A estudante Maria Brum é uma fã dos gêneros terror e romances de época, e nesta edição da Bienal, comprou cerca de 18 livros de diferentes estilos, mas falou sobre suas preferências: “Eu curti muito os livros dos estandes da Globo e da Record, mas um escritor que tem o meu coração é o Rapahel Montes, recomendo pra todo mundo”, comentou a jovem. Hugo Costa começou a paixão pela literatura influenciado pela mãe, que é professora e sempre o trouxe para a Bienal em todas as edições, e hoje se tornou um grande fã dos livros de ficção. “De um tempo pra cá eu perdi o costume de ler, mas com os 9 livros que comprei hoje, pretendo voltar com este hábito”, comentou Hugo.
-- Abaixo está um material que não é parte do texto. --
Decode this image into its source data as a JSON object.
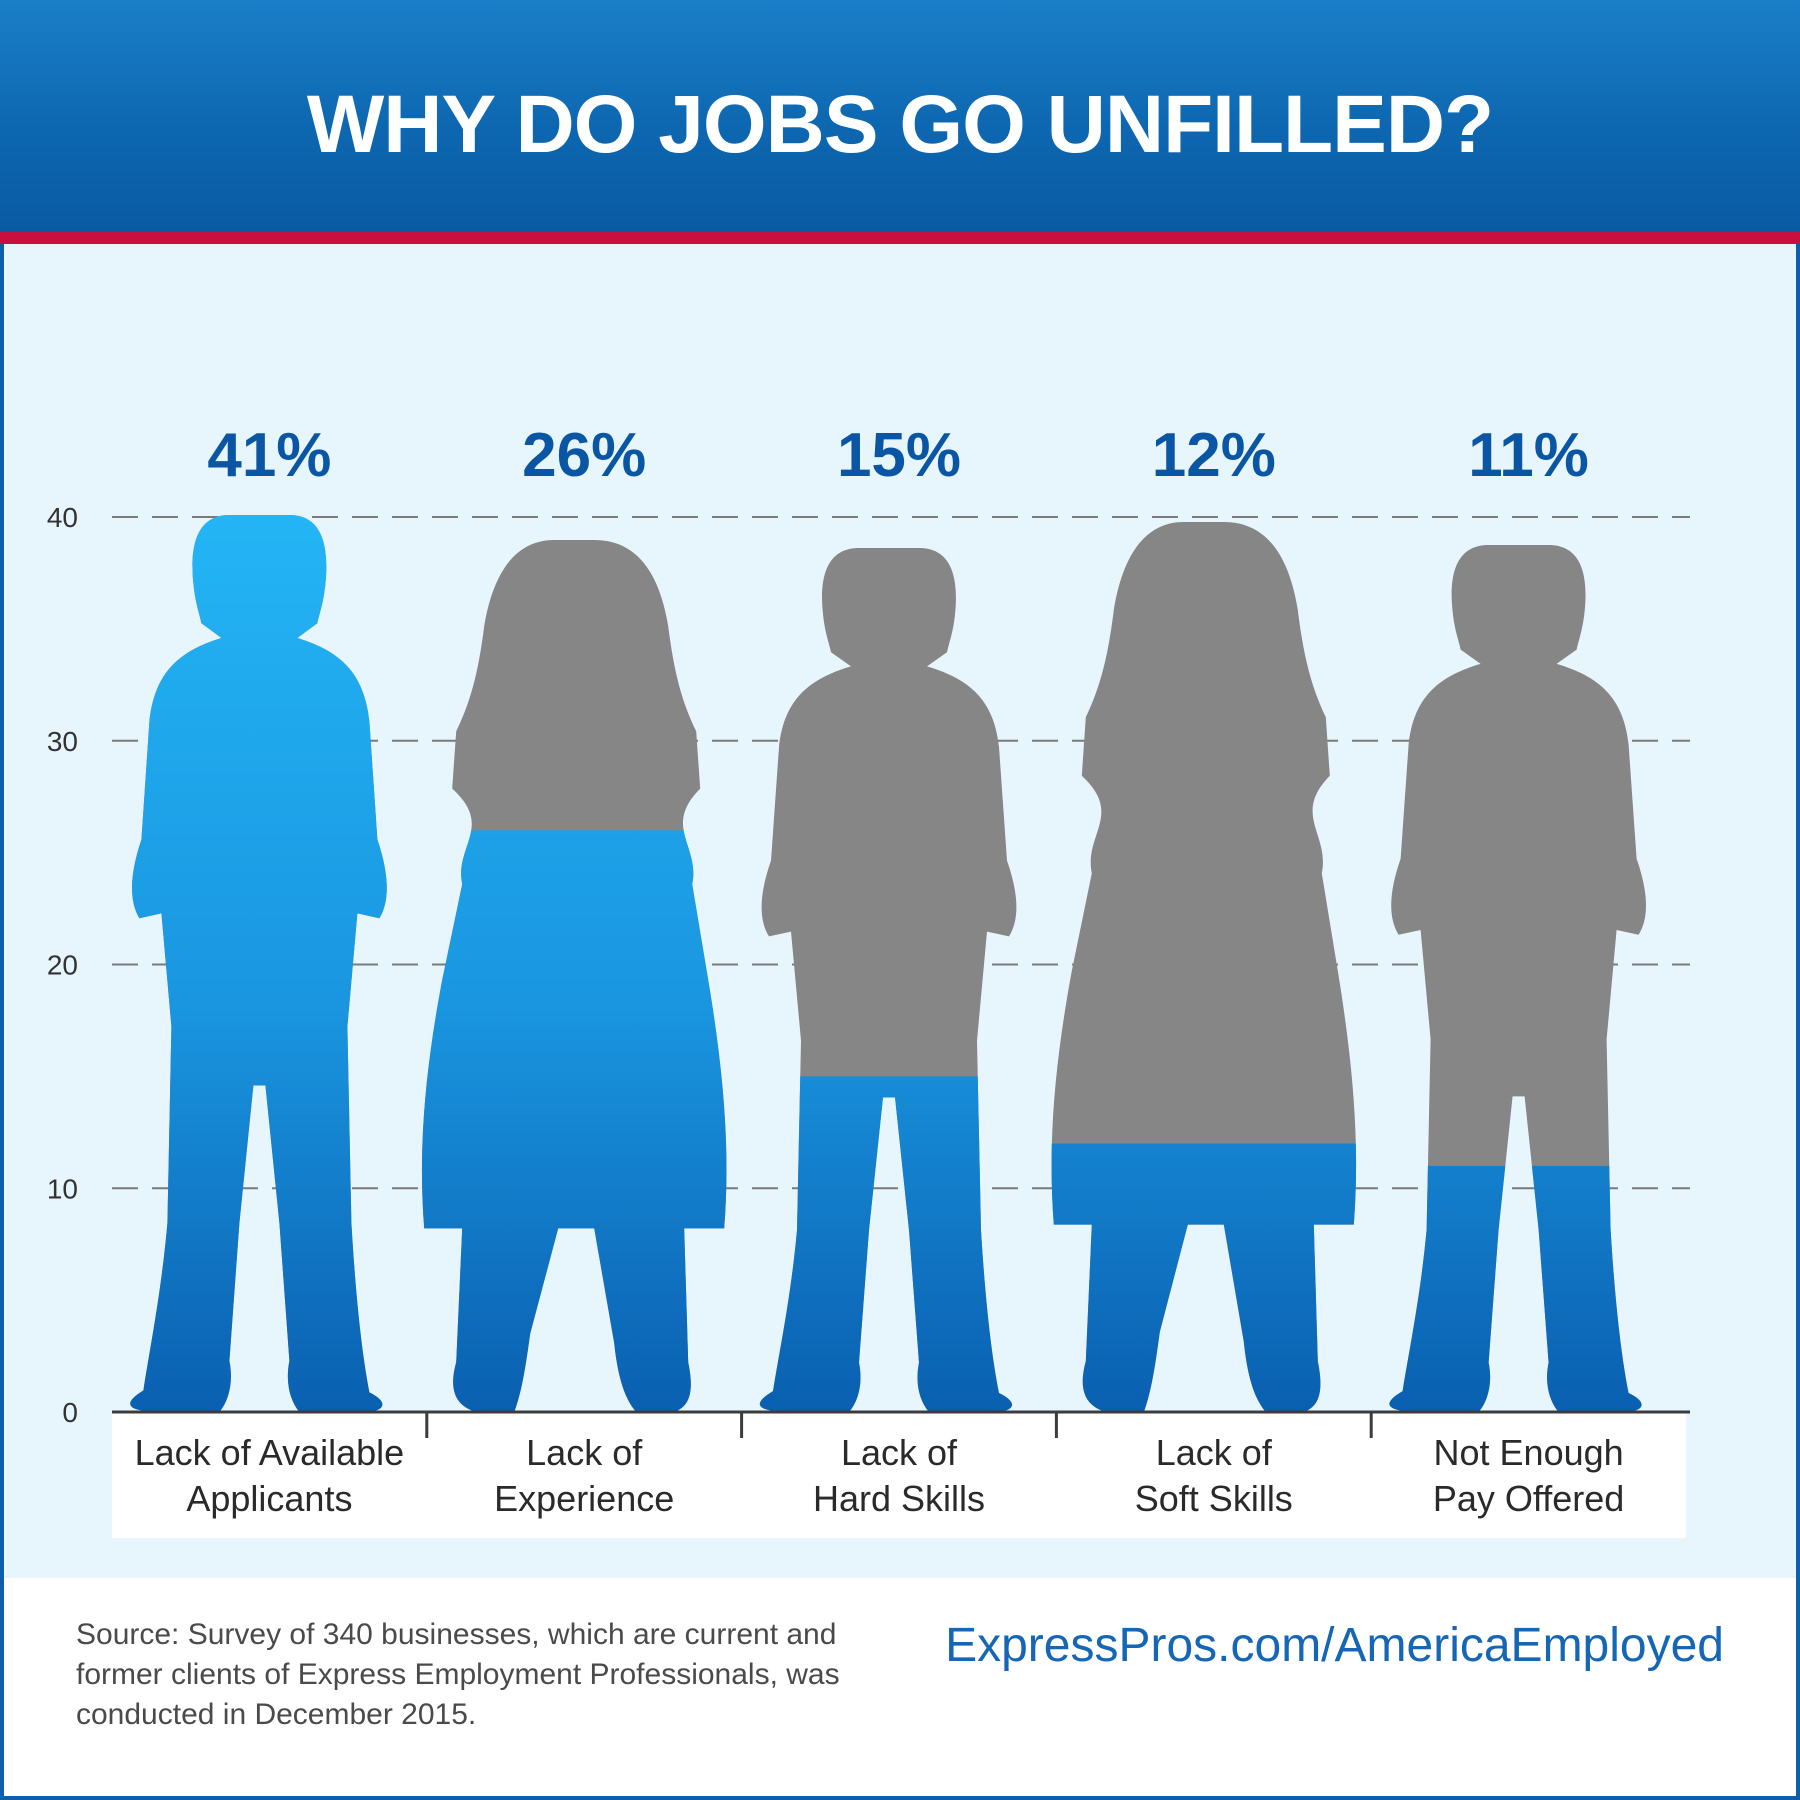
{
  "header": {
    "title": "WHY DO JOBS GO UNFILLED?"
  },
  "colors": {
    "header_blue": "#0d67b0",
    "accent_red": "#c8103e",
    "fill_blue": "#1e9fe6",
    "empty_gray": "#868686",
    "value_blue": "#0b56a4",
    "background": "#e7f6fd"
  },
  "chart_data": {
    "type": "bar",
    "categories": [
      [
        "Lack of Available",
        "Applicants"
      ],
      [
        "Lack of",
        "Experience"
      ],
      [
        "Lack of",
        "Hard Skills"
      ],
      [
        "Lack of",
        "Soft Skills"
      ],
      [
        "Not Enough",
        "Pay Offered"
      ]
    ],
    "values": [
      41,
      26,
      15,
      12,
      11
    ],
    "value_labels": [
      "41%",
      "26%",
      "15%",
      "12%",
      "11%"
    ],
    "ylim": [
      0,
      40
    ],
    "yticks": [
      0,
      10,
      20,
      30,
      40
    ],
    "grid": true,
    "bar_style": "person silhouettes filled up to value"
  },
  "footer": {
    "source": "Source: Survey of 340 businesses, which are current and former clients of Express Employment Professionals, was conducted in December 2015.",
    "link": "ExpressPros.com/AmericaEmployed"
  }
}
Apesar do número de vendas desta edição da Bienal, o Brasil ainda possui um déficit no mercado literário que pode ser explicado por dois fatores distintos: Uma demanda reprimida e uma restrição estrutural. “Uma demanda reprimida representa pessoas que poderiam acessar os livros, mas por algum empecilho não conseguem, podendo ser devido a falta de renda ou a falta de hábito”, afirma Mariana Bueno, economista da Nielsen Book Data. “Já a restrição estrutural corresponde a pessoas que não tem capacidade de leitura. Boa parte da população consegue ler artigos de jornal ou até mesmo livros mais simples, mas não tem capacidade de ler a grande massa dos livros, e isso não tem relação com classe e renda”, completou.
Durante a pandemia do covid-19, o preço do papel aumentou cerca de 80%, fazendo com que o custo para produzir um livro praticamente dobrasse de valor, chegando ao consumidor final com bem mais caro que o habitual. André Conti, editor da Todavia, comentou sobre o impacto midiático que a Bienal pode causar na população: Ouça no áudio abaixo:
Além das editoras citadas na matéria, outras também tiveram recordes de venda no primeiro fim de semana da Bienal. Confira:
. Instrínseca: Aumento de 100% nas vendas comparada com a Bienal do Livro 2021
. HarperCollins: Teve um faturamento 50% maior do que nas duas últimas edições do evento
. Record vendeu 120% a mais quando comparado com o ano de 2021
. Globo Livros cresceu 50% a mais do que na Bienal 2021 e 2022
O mercado editorial ainda deve ganhar novos números, afinal o evento acontece até o domingo, 10/09.